10Le projet mémorialiste s’inscrit ainsi au cœur d’un dispositif complexe où il soutient et conforte l’activité politique : dans les premiers mois de la Deuxième République, Sand s’impose comme Muse activiste du nouveau gouvernement, cependant que Dumas, fondateur et rédacteur unique du journal Le Mois, présente sa candidature aux élections d’avril12. La scénographie auctoriale des deux écrivains a une portée démocratique et militante, d’autant plus que Dumas compose parallèlement sa tétralogie révolutionnaire des Mémoires d’un médecin : à partir du troisième volume, Ange Pitou, il suit de très près Michelet, fictionnalisant, avec un léger différé, l’Histoire de la Révolution française en cours de publication13.

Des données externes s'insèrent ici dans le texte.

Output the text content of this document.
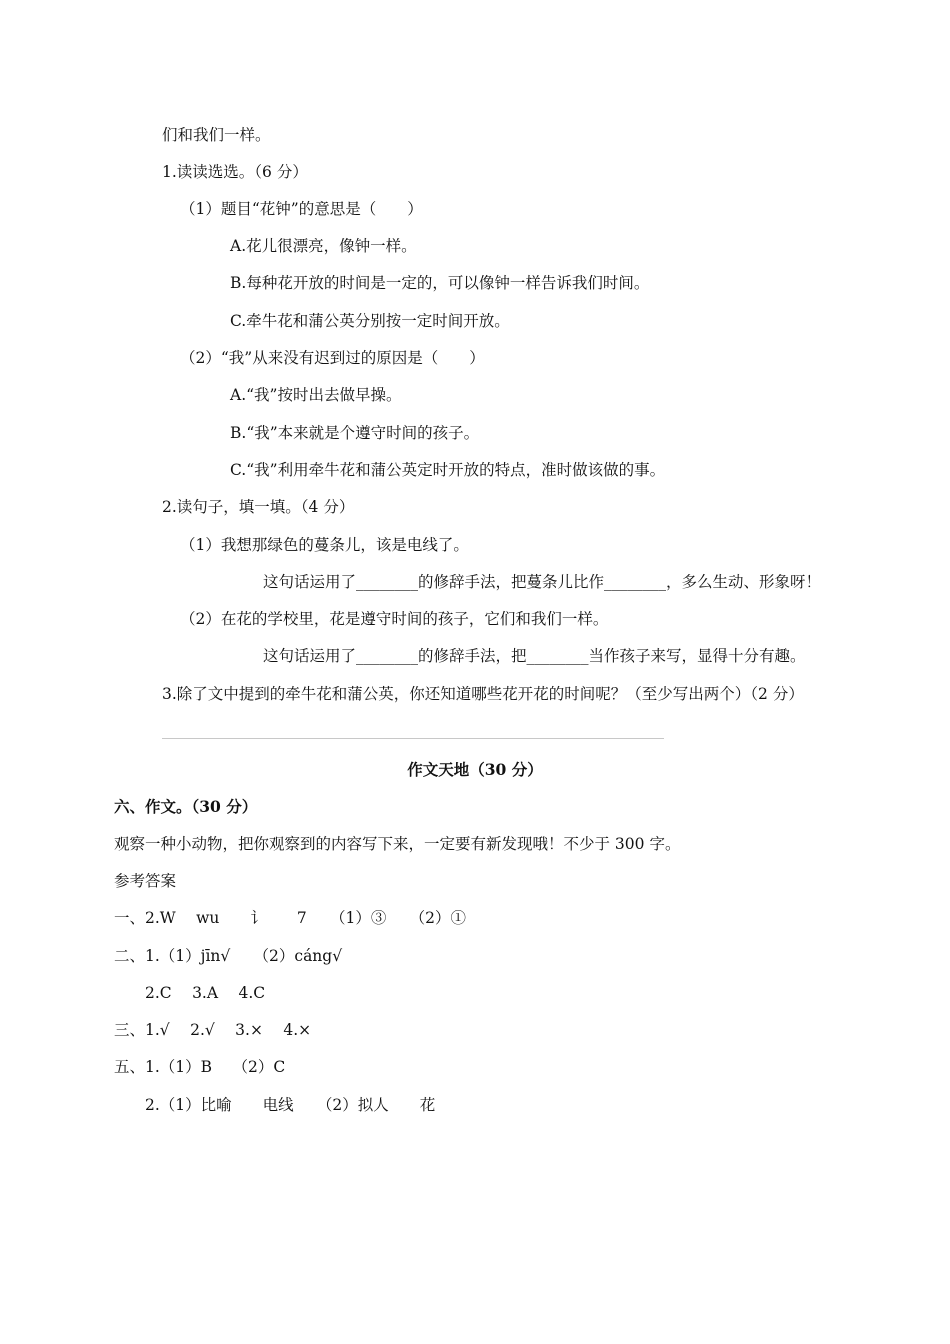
们和我们一样。
1.读读选选。（6 分）
（1）题目“花钟”的意思是（　　）
A.花儿很漂亮，像钟一样。
B.每种花开放的时间是一定的，可以像钟一样告诉我们时间。
C.牵牛花和蒲公英分别按一定时间开放。
（2）“我”从来没有迟到过的原因是（　　）
A.“我”按时出去做早操。
B.“我”本来就是个遵守时间的孩子。
C.“我”利用牵牛花和蒲公英定时开放的特点，准时做该做的事。
2.读句子，填一填。（4 分）
（1）我想那绿色的蔓条儿，该是电线了。
这句话运用了________的修辞手法，把蔓条儿比作________，多么生动、形象呀！
（2）在花的学校里，花是遵守时间的孩子，它们和我们一样。
这句话运用了________的修辞手法，把________当作孩子来写，显得十分有趣。
3.除了文中提到的牵牛花和蒲公英，你还知道哪些花开花的时间呢？（至少写出两个）（2 分）
作文天地（30 分）
六、作文。（30 分）
观察一种小动物，把你观察到的内容写下来，一定要有新发现哦！不少于 300 字。
参考答案
一、2.W　 wu　　讠　　7　　（1）③　　（2）①
二、1.（1）jīn√　　（2）cáng√
　　2.C　 3.A　 4.C
三、1.√　 2.√　 3.×　 4.×
五、1.（1）B　 （2）C
　　2.（1）比喻　　电线　　（2）拟人　　花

Miroirs magiques. 1791 / 1848

11L’année 1848 voit paraître le cinquième livre de l’Histoire de la Révolution française à la mi-octobre, cependant que le livre VI, qui complète le tome 3, est publié en février 1849. L’ensemble couvre la période qui s’étend des lendemains de la fuite à Varennes (été 1791) à la veille du 10 août 1792. L’historien précise : « [Cet ouvrage] est, on peut le dire, plein d’actualité, quoique l’auteur se soit abstenu de toute allusion au temps présent14. »

12De fait, l’Histoire de la Révolution française, dont les premiers tomes paraissent alors que les cours de Michelet au Collège de France s’imposent comme le point de ralliement de la jeunesse républicaine, a une vocation militante affirmée, quoique soucieuse d’éviter toute forme d’amalgame ou d’anachronisme. Si le livre I s’ouvre sur les élections de 1789, que l’historien présente comme une fondation et un élan universel, « ce choix n’est pas étranger à la discussion sur le système électoral de la Monarchie de Juillet, qui prend un tour particulièrement animé en 1846-1847. Le scrutin législatif d’août 1846 n’a-t-il pas donné à Guizot une majorité absolue sur une base composée de moins de 200 000 électeurs15 ? » Lorsque, à la fin du livre V, l’historien évoque les résultats discutables des travaux de la Constituante, frappée de mort cérébrale (et politique) avant même sa dissolution, le lecteur contemporain ne peut manquer d’établir un parallèle avec l’Assemblée nationale constituante entrée en fonction en avril 1848 — notamment en ce qui concerne la problématique conservation d’un exécutif fort, incarné dans la personne du roi (1791) ou du président de la République (1848) : « Le projet de constitution discuté en septembre et novembre […] afflige Michelet par la disposition qui selon lui rétablit la monarchie en instituant un Président de la République élu au suffrage universel16. » Deux mois après la publication du livre V, Louis-Napoléon Bonaparte est élu président, et prête serment comme l’avait fait avant lui Louis XVI.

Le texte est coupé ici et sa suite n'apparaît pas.